To solve the equations on the grid, the computer uses numerical methods and algorithms. These are step-by-step computational recipes that find an approximate solution. Techniques like the Finite Element Method (FEM) transform the model’s complex differential equations into algebraic equations a computer can solve, allowing it to calculate variables like pressure, velocity, and temperature.

The Simulation Workflow

Executing a numerical simulation follows a structured, three-stage workflow. The first stage is preprocessing, which involves defining the object’s geometry, often from computer-aided design (CAD) software, and generating the mesh. During this phase, material properties are assigned, and boundary conditions are set to define how the object will be tested.

The second stage is solving, where the computer performs the intensive calculations. The solver applies the chosen numerical methods to the mathematical model, working through the problem iteratively until a stable solution is reached. This stage can be computationally demanding and may require high-performance computing systems.

The final stage is post-processing, where the raw numerical data is translated into understandable formats. The output includes color-coded plots, graphs, and animations that reveal patterns, such as stress distribution or airflow. This visual analysis allows for informed decisions about design optimization.

Applications Across Industries

Numerical simulations are a tool used across a range of industries to enable innovation and improve safety.
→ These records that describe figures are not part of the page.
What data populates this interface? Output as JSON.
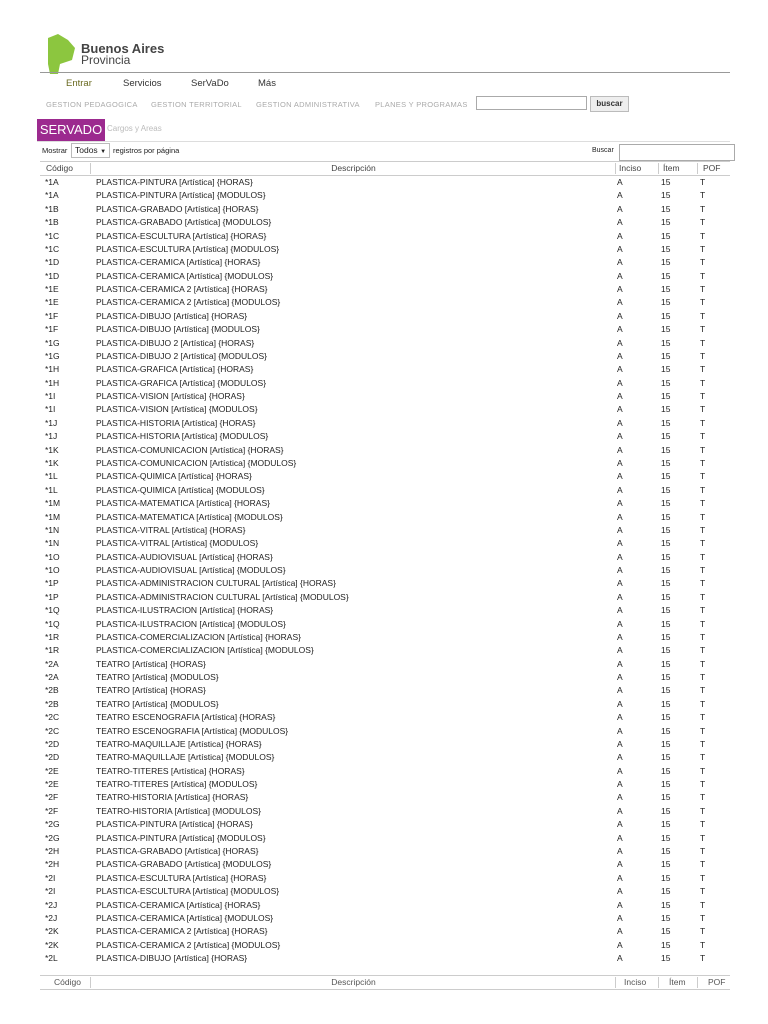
{
  "brand": {
    "line1": "Buenos Aires",
    "line2": "Provincia",
    "color": "#8cc63f"
  },
  "nav": [
    "Entrar",
    "Servicios",
    "SerVaDo",
    "Más"
  ],
  "gestion": [
    "GESTION PEDAGOGICA",
    "GESTION TERRITORIAL",
    "GESTION ADMINISTRATIVA",
    "PLANES Y PROGRAMAS"
  ],
  "search": {
    "value": "",
    "button": "buscar"
  },
  "section": {
    "badge": "SERVADO",
    "crumb": "Cargos y Areas",
    "badge_color": "#9c2a8f"
  },
  "toolbar": {
    "show_label": "Mostrar",
    "show_value": "Todos",
    "per_page": "registros por página",
    "search_label": "Buscar",
    "search_value": ""
  },
  "table": {
    "headers": [
      "Código",
      "Descripción",
      "Inciso",
      "Ítem",
      "POF"
    ],
    "rows": [
      [
        "*1A",
        "PLASTICA-PINTURA [Artística] {HORAS}",
        "A",
        "15",
        "T"
      ],
      [
        "*1A",
        "PLASTICA-PINTURA [Artística] {MODULOS}",
        "A",
        "15",
        "T"
      ],
      [
        "*1B",
        "PLASTICA-GRABADO [Artística] {HORAS}",
        "A",
        "15",
        "T"
      ],
      [
        "*1B",
        "PLASTICA-GRABADO [Artística] {MODULOS}",
        "A",
        "15",
        "T"
      ],
      [
        "*1C",
        "PLASTICA-ESCULTURA [Artística] {HORAS}",
        "A",
        "15",
        "T"
      ],
      [
        "*1C",
        "PLASTICA-ESCULTURA [Artística] {MODULOS}",
        "A",
        "15",
        "T"
      ],
      [
        "*1D",
        "PLASTICA-CERAMICA [Artística] {HORAS}",
        "A",
        "15",
        "T"
      ],
      [
        "*1D",
        "PLASTICA-CERAMICA [Artística] {MODULOS}",
        "A",
        "15",
        "T"
      ],
      [
        "*1E",
        "PLASTICA-CERAMICA 2 [Artística] {HORAS}",
        "A",
        "15",
        "T"
      ],
      [
        "*1E",
        "PLASTICA-CERAMICA 2 [Artística] {MODULOS}",
        "A",
        "15",
        "T"
      ],
      [
        "*1F",
        "PLASTICA-DIBUJO [Artística] {HORAS}",
        "A",
        "15",
        "T"
      ],
      [
        "*1F",
        "PLASTICA-DIBUJO [Artística] {MODULOS}",
        "A",
        "15",
        "T"
      ],
      [
        "*1G",
        "PLASTICA-DIBUJO 2 [Artística] {HORAS}",
        "A",
        "15",
        "T"
      ],
      [
        "*1G",
        "PLASTICA-DIBUJO 2 [Artística] {MODULOS}",
        "A",
        "15",
        "T"
      ],
      [
        "*1H",
        "PLASTICA-GRAFICA [Artística] {HORAS}",
        "A",
        "15",
        "T"
      ],
      [
        "*1H",
        "PLASTICA-GRAFICA [Artística] {MODULOS}",
        "A",
        "15",
        "T"
      ],
      [
        "*1I",
        "PLASTICA-VISION [Artística] {HORAS}",
        "A",
        "15",
        "T"
      ],
      [
        "*1I",
        "PLASTICA-VISION [Artística] {MODULOS}",
        "A",
        "15",
        "T"
      ],
      [
        "*1J",
        "PLASTICA-HISTORIA [Artística] {HORAS}",
        "A",
        "15",
        "T"
      ],
      [
        "*1J",
        "PLASTICA-HISTORIA [Artística] {MODULOS}",
        "A",
        "15",
        "T"
      ],
      [
        "*1K",
        "PLASTICA-COMUNICACION [Artística] {HORAS}",
        "A",
        "15",
        "T"
      ],
      [
        "*1K",
        "PLASTICA-COMUNICACION [Artística] {MODULOS}",
        "A",
        "15",
        "T"
      ],
      [
        "*1L",
        "PLASTICA-QUIMICA [Artística] {HORAS}",
        "A",
        "15",
        "T"
      ],
      [
        "*1L",
        "PLASTICA-QUIMICA [Artística] {MODULOS}",
        "A",
        "15",
        "T"
      ],
      [
        "*1M",
        "PLASTICA-MATEMATICA [Artística] {HORAS}",
        "A",
        "15",
        "T"
      ],
      [
        "*1M",
        "PLASTICA-MATEMATICA [Artística] {MODULOS}",
        "A",
        "15",
        "T"
      ],
      [
        "*1N",
        "PLASTICA-VITRAL [Artística] {HORAS}",
        "A",
        "15",
        "T"
      ],
      [
        "*1N",
        "PLASTICA-VITRAL [Artística] {MODULOS}",
        "A",
        "15",
        "T"
      ],
      [
        "*1O",
        "PLASTICA-AUDIOVISUAL [Artística] {HORAS}",
        "A",
        "15",
        "T"
      ],
      [
        "*1O",
        "PLASTICA-AUDIOVISUAL [Artística] {MODULOS}",
        "A",
        "15",
        "T"
      ],
      [
        "*1P",
        "PLASTICA-ADMINISTRACION CULTURAL [Artística] {HORAS}",
        "A",
        "15",
        "T"
      ],
      [
        "*1P",
        "PLASTICA-ADMINISTRACION CULTURAL [Artística] {MODULOS}",
        "A",
        "15",
        "T"
      ],
      [
        "*1Q",
        "PLASTICA-ILUSTRACION [Artística] {HORAS}",
        "A",
        "15",
        "T"
      ],
      [
        "*1Q",
        "PLASTICA-ILUSTRACION [Artística] {MODULOS}",
        "A",
        "15",
        "T"
      ],
      [
        "*1R",
        "PLASTICA-COMERCIALIZACION [Artística] {HORAS}",
        "A",
        "15",
        "T"
      ],
      [
        "*1R",
        "PLASTICA-COMERCIALIZACION [Artística] {MODULOS}",
        "A",
        "15",
        "T"
      ],
      [
        "*2A",
        "TEATRO [Artística] {HORAS}",
        "A",
        "15",
        "T"
      ],
      [
        "*2A",
        "TEATRO [Artística] {MODULOS}",
        "A",
        "15",
        "T"
      ],
      [
        "*2B",
        "TEATRO [Artística] {HORAS}",
        "A",
        "15",
        "T"
      ],
      [
        "*2B",
        "TEATRO [Artística] {MODULOS}",
        "A",
        "15",
        "T"
      ],
      [
        "*2C",
        "TEATRO ESCENOGRAFIA [Artística] {HORAS}",
        "A",
        "15",
        "T"
      ],
      [
        "*2C",
        "TEATRO ESCENOGRAFIA [Artística] {MODULOS}",
        "A",
        "15",
        "T"
      ],
      [
        "*2D",
        "TEATRO-MAQUILLAJE [Artística] {HORAS}",
        "A",
        "15",
        "T"
      ],
      [
        "*2D",
        "TEATRO-MAQUILLAJE [Artística] {MODULOS}",
        "A",
        "15",
        "T"
      ],
      [
        "*2E",
        "TEATRO-TITERES [Artística] {HORAS}",
        "A",
        "15",
        "T"
      ],
      [
        "*2E",
        "TEATRO-TITERES [Artística] {MODULOS}",
        "A",
        "15",
        "T"
      ],
      [
        "*2F",
        "TEATRO-HISTORIA [Artística] {HORAS}",
        "A",
        "15",
        "T"
      ],
      [
        "*2F",
        "TEATRO-HISTORIA [Artística] {MODULOS}",
        "A",
        "15",
        "T"
      ],
      [
        "*2G",
        "PLASTICA-PINTURA [Artística] {HORAS}",
        "A",
        "15",
        "T"
      ],
      [
        "*2G",
        "PLASTICA-PINTURA [Artística] {MODULOS}",
        "A",
        "15",
        "T"
      ],
      [
        "*2H",
        "PLASTICA-GRABADO [Artística] {HORAS}",
        "A",
        "15",
        "T"
      ],
      [
        "*2H",
        "PLASTICA-GRABADO [Artística] {MODULOS}",
        "A",
        "15",
        "T"
      ],
      [
        "*2I",
        "PLASTICA-ESCULTURA [Artística] {HORAS}",
        "A",
        "15",
        "T"
      ],
      [
        "*2I",
        "PLASTICA-ESCULTURA [Artística] {MODULOS}",
        "A",
        "15",
        "T"
      ],
      [
        "*2J",
        "PLASTICA-CERAMICA [Artística] {HORAS}",
        "A",
        "15",
        "T"
      ],
      [
        "*2J",
        "PLASTICA-CERAMICA [Artística] {MODULOS}",
        "A",
        "15",
        "T"
      ],
      [
        "*2K",
        "PLASTICA-CERAMICA 2 [Artística] {HORAS}",
        "A",
        "15",
        "T"
      ],
      [
        "*2K",
        "PLASTICA-CERAMICA 2 [Artística] {MODULOS}",
        "A",
        "15",
        "T"
      ],
      [
        "*2L",
        "PLASTICA-DIBUJO [Artística] {HORAS}",
        "A",
        "15",
        "T"
      ]
    ]
  }
}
• Engineering and Manufacturing: Simulations are used for aerodynamic design and virtual crash tests for automobiles. Simulating a car crash allows engineers to analyze impact on the vehicle and its occupants, refining safety features like airbags and crumple zones without destroying costly physical prototypes, leading to safer vehicles developed in less time.
• Weather and Climate Science: This field relies on numerical models to forecast daily weather and project long-term climate change. These complex models run on supercomputers to predict temperature, wind speed, and precipitation, which informs agriculture, travel, and emergency preparedness.
• Medicine and Biology: Simulations offer insights into the human body and disease. They can model blood flow to predict artery blockages or show how a new drug might interact with proteins, speeding up the development of new medicines by identifying promising candidates before extensive lab testing.
• Entertainment: The entertainment industry uses simulations to create realistic visual effects. The physics of an explosion or the movement of water are simulated to generate lifelike animations that would be impractical to create by hand, adding a layer of realism to the final product.

Understanding Simulation Accuracy and Limitations

Numerical simulations are approximations of reality, and their accuracy is subject to potential errors. Modeling errors can occur because the mathematical equations are simplifications of complex physics. Numerical errors can arise from the discretization process and the finite precision of computer calculations, where a finer mesh can yield a more accurate but computationally expensive result.

To build confidence in simulation results, a two-part process of verification and validation is used. Verification checks that the computer code correctly solves the mathematical equations of the model, asking, “Are we solving the equations correctly?” This is often done by comparing the output to known solutions for simpler problems.

Validation addresses whether the model accurately represents the real world, asking, “Are we solving the correct equations?” This step involves comparing the simulation’s predictions to data from physical experiments. If the results align, the model is considered validated for that scenario.